Ho deciso di togliermi e di togliervi qualche dubbio facendo una ricerca nel corso degli anni e della storia della Chiesa. Non è la prima volta che la Chiesa fa fronte ad un epidemia. Ma come le affrontava?

Per esempio bisogna citare la peste che ci fu a Roma ai tempi di Papa Gregorio diventato successivamente, San Gregorio Magno, siamo intorno l’anno 589 e 590, una violenta epidemia di peste, la luesinguinaria, dopo aver devastato sia l’Oriente che la Francia e l’Occidente, si era abbattuta sulla città di Roma.

Una delle prime vittime a Roma fu Papa Pelagio II, che morì il 5 febbraio 590 e fu sepolto in San Pietro.Il clero e il senato romano elessero come suo successore Gregorio.

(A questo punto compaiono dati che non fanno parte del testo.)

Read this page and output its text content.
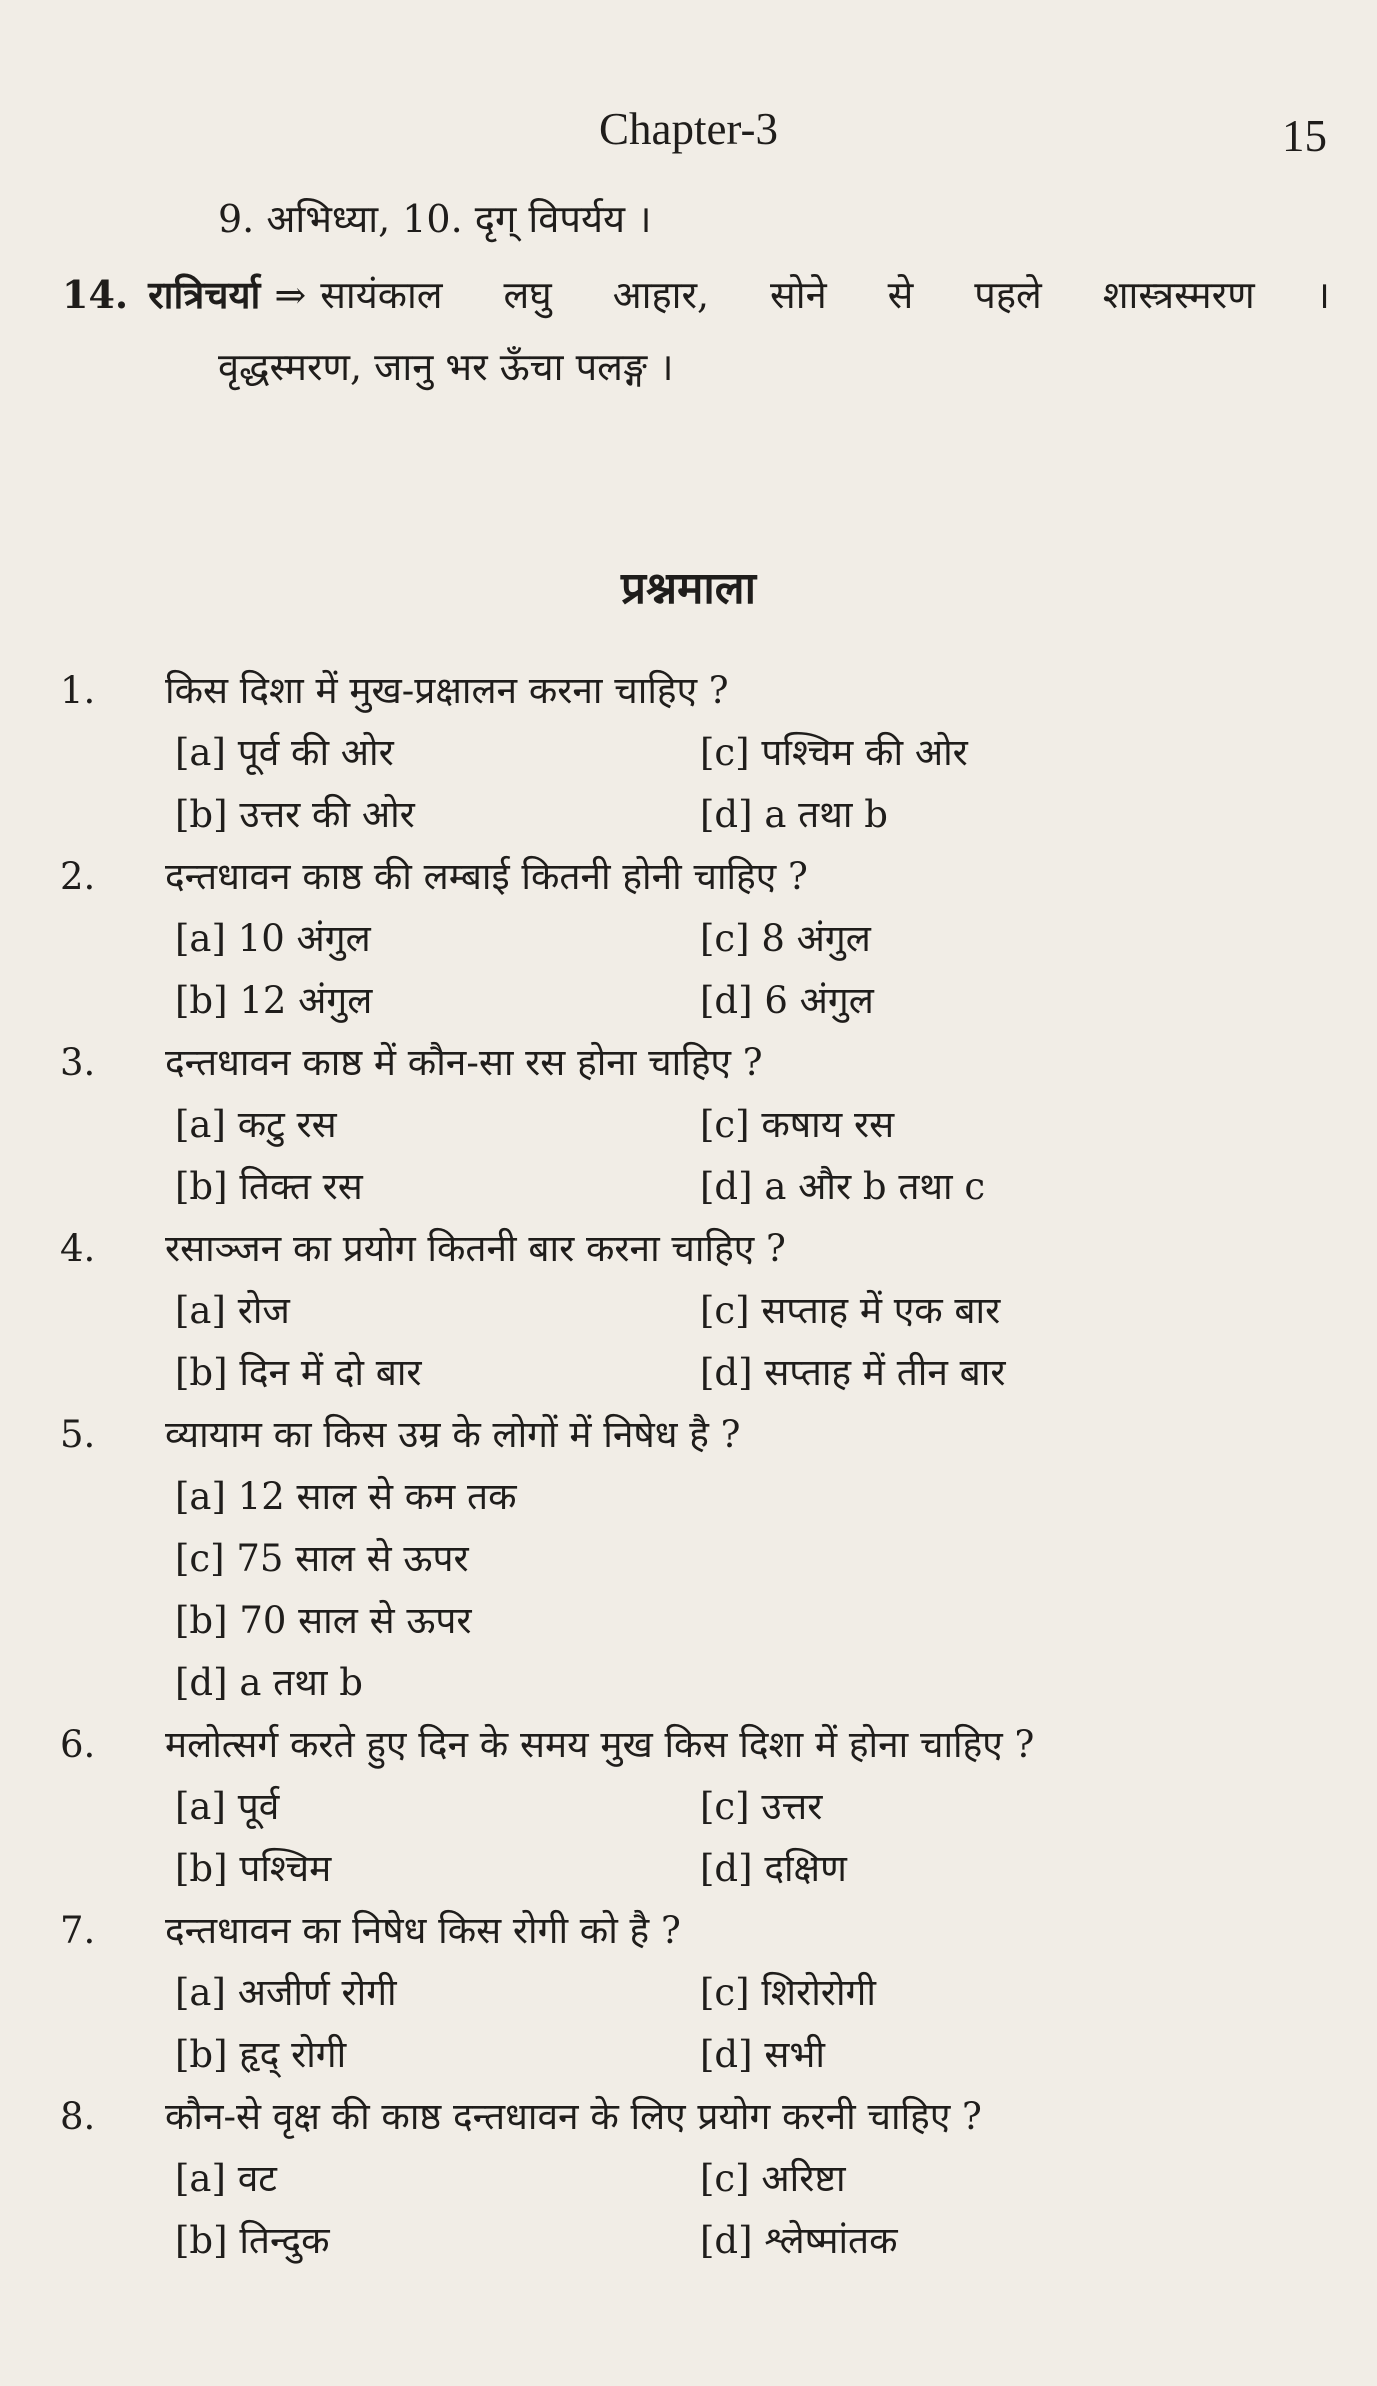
Chapter-3	15
9. अभिध्या, 10. दृग् विपर्यय ।
14. रात्रिचर्या ⇒ सायंकाल लघु आहार, सोने से पहले शास्त्रस्मरण ।
वृद्धस्मरण, जानु भर ऊँचा पलङ्ग ।
प्रश्नमाला
1.	किस दिशा में मुख-प्रक्षालन करना चाहिए ?
[a] पूर्व की ओर	[c] पश्चिम की ओर
[b] उत्तर की ओर	[d] a तथा b
2.	दन्तधावन काष्ठ की लम्बाई कितनी होनी चाहिए ?
[a] 10 अंगुल	[c] 8 अंगुल
[b] 12 अंगुल	[d] 6 अंगुल
3.	दन्तधावन काष्ठ में कौन-सा रस होना चाहिए ?
[a] कटु रस	[c] कषाय रस
[b] तिक्त रस	[d] a और b तथा c
4.	रसाञ्जन का प्रयोग कितनी बार करना चाहिए ?
[a] रोज	[c] सप्ताह में एक बार
[b] दिन में दो बार	[d] सप्ताह में तीन बार
5.	व्यायाम का किस उम्र के लोगों में निषेध है ?
[a] 12 साल से कम तक
[c] 75 साल से ऊपर
[b] 70 साल से ऊपर
[d] a तथा b
6.	मलोत्सर्ग करते हुए दिन के समय मुख किस दिशा में होना चाहिए ?
[a] पूर्व	[c] उत्तर
[b] पश्चिम	[d] दक्षिण
7.	दन्तधावन का निषेध किस रोगी को है ?
[a] अजीर्ण रोगी	[c] शिरोरोगी
[b] हृद् रोगी	[d] सभी
8.	कौन-से वृक्ष की काष्ठ दन्तधावन के लिए प्रयोग करनी चाहिए ?
[a] वट	[c] अरिष्टा
[b] तिन्दुक	[d] श्लेष्मांतक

Il nuovo Papa venne consacrato il 3 ottobre 590 e dovette affrontare il fenomeno della peste ed invitò la popolazione a seguire l’esempio degli abitanti di Ninive:

«Guardatevi intorno: ecco la spada dell’ira di Dio brandita sopra l’intero popolo. La morte improvvisa ci strappa dal mondo, senza quasi darci un minuto di tempo. In questo stesso momento, oh quanti son presi dal male, qui intorno a noi, senza neppure potere pensare alla penitenza». Il Papa invitò a sollevare lo sguardo a Dio, il quale permette dei “castighi” per correggere i suoi figli.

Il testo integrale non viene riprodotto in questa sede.